The Nine Lives of Economic Nationalism – Part One of Four

To say that economists think poorly of US President Donald Trump’s economic policies is to understate matters. Most see him as an unhappy combination of a 19th-hole savant and that student — there is one in every classroom — who insists on the rationality and inevitability of socialism. President Trump differs from the student in that his own guiding star is economic nationalism rather than socialism.

But, as many have pointed out since the administration decided to take a 10 percent stake in Intel and cull 15 percent of Nvidia’s and AMD’s China revenues, economic nationalism and socialism are not so far apart. Each leans toward state self-sufficiency and tends to involve state control of the means of production. Both involve the state imposing its priorities on the market. Economists since Adam Smith in The Wealth of Nations (1776) have seen such state control as less efficient than market allocation of resources. Thus, in part, economists’ anxieties about Trump policy. 

This four-part series will look at how economic nationalism has persisted despite its theoretical irrationality. The question is significant for investors because investments are often based on assumptions about economic maximization in free markets. Economic nationalism confounds such assumptions and complicates investment. It might also make the global economy’s “weaponized interdependence,” in Henry Farrell and Abraham Newman’s phrase, exceptionally dangerous. This series tries to assess that threat.

Adam Smith argued that, whether inside a state or between states, producers should specialize in what they already do best. Trade would then ensure that the best products at the lowest prices would reach customers and the overall economy would produce the most and best for least. Restraining trade would by definition reduce efficiency.

That was a leading reason why Smith and most economists after him were anti-imperialist. To take over territory, people and resources and bend them to making things the imperial center wanted, rather than what they might do best, ran contrary to market economics. The American revolutions, from Buenos Aires to Haiti to Boston, were led by people who wanted to take control of production away from empires. Settler colonialism was, in this sense, a school for radicalism.

It was also, of course, a school for economic nationalism. Newly ex-colonial states like the US appreciated that their former masters had a head start in developing the most productive technologies and business methods. The point of anti-imperial revolution circa 1800 was not simply to exchange formal domination for informal subordination by superior economies. Economic nationalism was animated by the desire for sovereignty: the business of states, so to speak, rather than of businesses. Restraints on trade, in the service of economic nationalism, always operated alongside their opposite, namely free trade. This was true in the 18th century as it is today. It was a feature, not a bug, of modernity.

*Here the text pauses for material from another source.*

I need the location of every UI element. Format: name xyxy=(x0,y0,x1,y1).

The first Trump administration, running contrary to modern economic theory, embraced such an economic nationalism and the restraints on trade designed to advance it. The proximate cause was China and its set of policies gathered under the name of Made in China 2025 (launched in 2015). If the state-controlled 18 percent of humanity known as China was going to structure its economy to further its own economic nationalism, then the US was going to do the same. Tellingly, in arriving at Made in China 2025, Chinese economic thought took the anti-imperial US economy of the late 19th century as one model in combining restraints on trade with a conditional embrace of free-market forces, both aimed at the political goal of economic sovereignty and the historical goal of catching up to the modern world’s first movers, which were primarily empires. (Industrializing, imperial Japan circa 1890, one of whose aims was unfortunately supremacy over imperial China, was a similar and powerful model, especially for non-Europeans.)

As Trump’s and then Joe Biden’s economic policies developed, it became clear that China and the US were jointly reconfiguring the global economy to advance their respective economic nationalisms. What neither the US nor China seems to have anticipated was that this dynamic would solidify among other large economies as well, from the European Union to India, to create the global economy we have now, raising up sovereignty and self-sufficiency at the sacrifice of overall economic efficiency. Such an economy is inherently conflictual as well as inefficient. Indeed Adam Smith’s economics was an important inspiration for 19th-century peace movements: a reduction in economic sovereignty was thought to create an interdependence and frequency of cross-border exchange that would tend to reduce interstate conflict. Smith would have seen today’s worldwide rise in military spending and investment as a dead weight on the economy. He would have seen today’s goal of economic self-sufficiency as hopeless and misguided. But the relationship between economic nationalism and economics is complicated. Businesses of many different kinds now find they have to negotiate both simultaneously.